Saturday, October 23, 2010
The Tea Party's Chance to Overhaul the Welfare State
One of the most pressing issues that might be decided by the November midterms is the fate of the modern welfare state in the United States. Some tea partiers such as Rand Paul envision a much smaller one in years to come.
I have said before that I think most voters will not want big changes to programs that benefit them like Medicare and Social Security. But one possibility that is not usually talked about is means-testing Medicare and Social Security for middle class and wealthier citizens. At first glance, this simply seems like a common-sense move to save lots of money.
But one of the reasons Medicare and Social Security are traditionally more popular than Food Stamps or Temporary Aid to Need Families (typically called “welfare”) is because such a wide swath of the population benefits. There is a selfish motive to keep funding those programs because the average voter expects to benefit from them one day. Moreover, people can relate to those who do benefit because they are not so different from them.
If the average middle class citizen no longer receives Medicare or Social Security, he or she will not have the same personal motive to retain the program.

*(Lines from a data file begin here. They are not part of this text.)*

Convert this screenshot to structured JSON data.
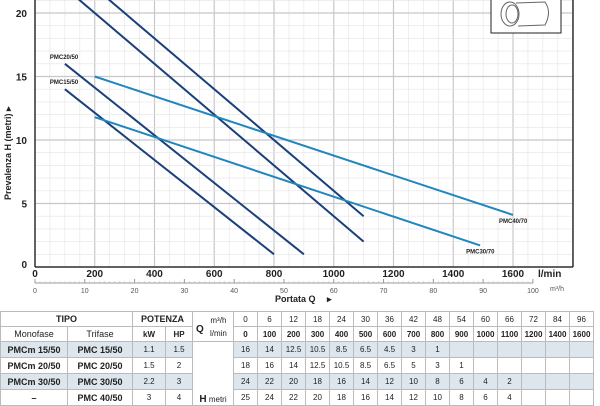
{
  "chart_data": {
    "type": "line",
    "xlabel": "Portata Q",
    "ylabel": "Prevalenza H (metri)",
    "x_unit": "l/min",
    "x2_unit": "m³/h",
    "xlim": [
      0,
      1800
    ],
    "ylim": [
      0,
      21
    ],
    "x_ticks": [
      0,
      200,
      400,
      600,
      800,
      1000,
      1200,
      1400,
      1600
    ],
    "y_ticks": [
      0,
      5,
      10,
      15,
      20
    ],
    "x2_ticks": [
      0,
      10,
      20,
      30,
      40,
      50,
      60,
      70,
      80,
      90,
      100
    ],
    "grid": true,
    "series": [
      {
        "name": "PMC15/50",
        "color": "#1a3f7a",
        "points": [
          [
            100,
            14
          ],
          [
            800,
            1
          ]
        ],
        "label": "PMC15/50"
      },
      {
        "name": "PMC20/50",
        "color": "#1a3f7a",
        "points": [
          [
            100,
            16
          ],
          [
            900,
            1
          ]
        ],
        "label": "PMC20/50"
      },
      {
        "name": "PMC30/50",
        "color": "#1a3f7a",
        "points": [
          [
            100,
            22
          ],
          [
            1100,
            2
          ]
        ],
        "label": ""
      },
      {
        "name": "PMC40/50",
        "color": "#1a3f7a",
        "points": [
          [
            200,
            22
          ],
          [
            1100,
            4
          ]
        ],
        "label": ""
      },
      {
        "name": "PMC30/70",
        "color": "#1f86bf",
        "points": [
          [
            200,
            11.8
          ],
          [
            1490,
            1.7
          ]
        ],
        "label": "PMC30/70"
      },
      {
        "name": "PMC40/70",
        "color": "#1f86bf",
        "points": [
          [
            200,
            15
          ],
          [
            1600,
            4.1
          ]
        ],
        "label": "PMC40/70"
      }
    ]
  },
  "table": {
    "tipo": "TIPO",
    "potenza": "POTENZA",
    "monofase": "Monofase",
    "trifase": "Trifase",
    "kw": "kW",
    "hp": "HP",
    "q": "Q",
    "q_m3h": "m³/h",
    "q_lmin": "l/min",
    "h": "H",
    "h_unit": "metri",
    "m3h": [
      "0",
      "6",
      "12",
      "18",
      "24",
      "30",
      "36",
      "42",
      "48",
      "54",
      "60",
      "66",
      "72",
      "84",
      "96"
    ],
    "lmin": [
      "0",
      "100",
      "200",
      "300",
      "400",
      "500",
      "600",
      "700",
      "800",
      "900",
      "1000",
      "1100",
      "1200",
      "1400",
      "1600"
    ],
    "rows": [
      {
        "mono": "PMCm 15/50",
        "tri": "PMC 15/50",
        "kw": "1.1",
        "hp": "1.5",
        "h": [
          "16",
          "14",
          "12.5",
          "10.5",
          "8.5",
          "6.5",
          "4.5",
          "3",
          "1",
          "",
          "",
          "",
          "",
          "",
          ""
        ]
      },
      {
        "mono": "PMCm 20/50",
        "tri": "PMC 20/50",
        "kw": "1.5",
        "hp": "2",
        "h": [
          "18",
          "16",
          "14",
          "12.5",
          "10.5",
          "8.5",
          "6.5",
          "5",
          "3",
          "1",
          "",
          "",
          "",
          "",
          ""
        ]
      },
      {
        "mono": "PMCm 30/50",
        "tri": "PMC 30/50",
        "kw": "2.2",
        "hp": "3",
        "h": [
          "24",
          "22",
          "20",
          "18",
          "16",
          "14",
          "12",
          "10",
          "8",
          "6",
          "4",
          "2",
          "",
          "",
          ""
        ]
      },
      {
        "mono": "–",
        "tri": "PMC 40/50",
        "kw": "3",
        "hp": "4",
        "h": [
          "25",
          "24",
          "22",
          "20",
          "18",
          "16",
          "14",
          "12",
          "10",
          "8",
          "6",
          "4",
          "",
          "",
          ""
        ]
      }
    ]
  }
}
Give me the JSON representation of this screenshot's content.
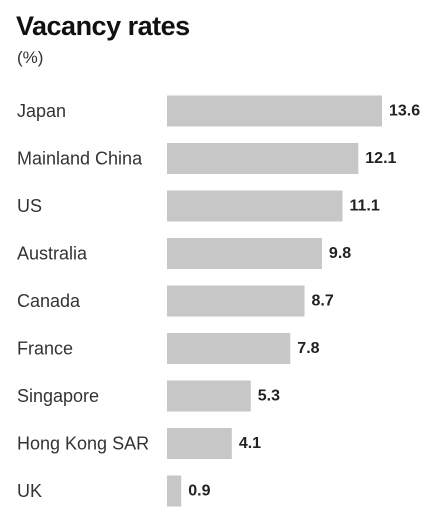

Moreover, he might become resentful of those who do get benefits.In the 1980s, people who received aid from certain programs were termed “welfare queens.” They were seen as people who had not worked hard in life, and who did not deserve to have taxpayer dollars spent on them.
Perhaps the same fate will await shrunken Medicare and Social Security programs. People who receive benefits might be called “welfare grannies” who spent a whole life riding around in pink cadillacs not working. For some voters, this will be particularly galling as these grandmothers might have been the same ones who took in welfare benefits for so many years. With voters angry about program beneficiaries, will they be sympathetic to politicians who want to end the program entirely?
To make sure that enough voters have a staking in continuing Medicare and Social Security, politicians will have to allow the majority of voters to continue receiving decent benefits. They might prevent millionaires from receiving benefits. But they will allow people who led middle class and maybe even upper middle class lives to receive benefits. The problem with this is that while it will save some money, I doubt it will make the program solvent.
So tea partiers find themselves in a difficult situation. If they want to make meaningful cuts in the programs, they have to stop a broad portion of the population from benefiting. If they do that, they may be drummed out of office. However, if they make only small, politically palatable cuts, they won’t obtain their goal of balancing the budget. Just maybe though, they will accomplish a cherished dream many of them have but don’t give voice to: the abolition of two huge entitlement programs.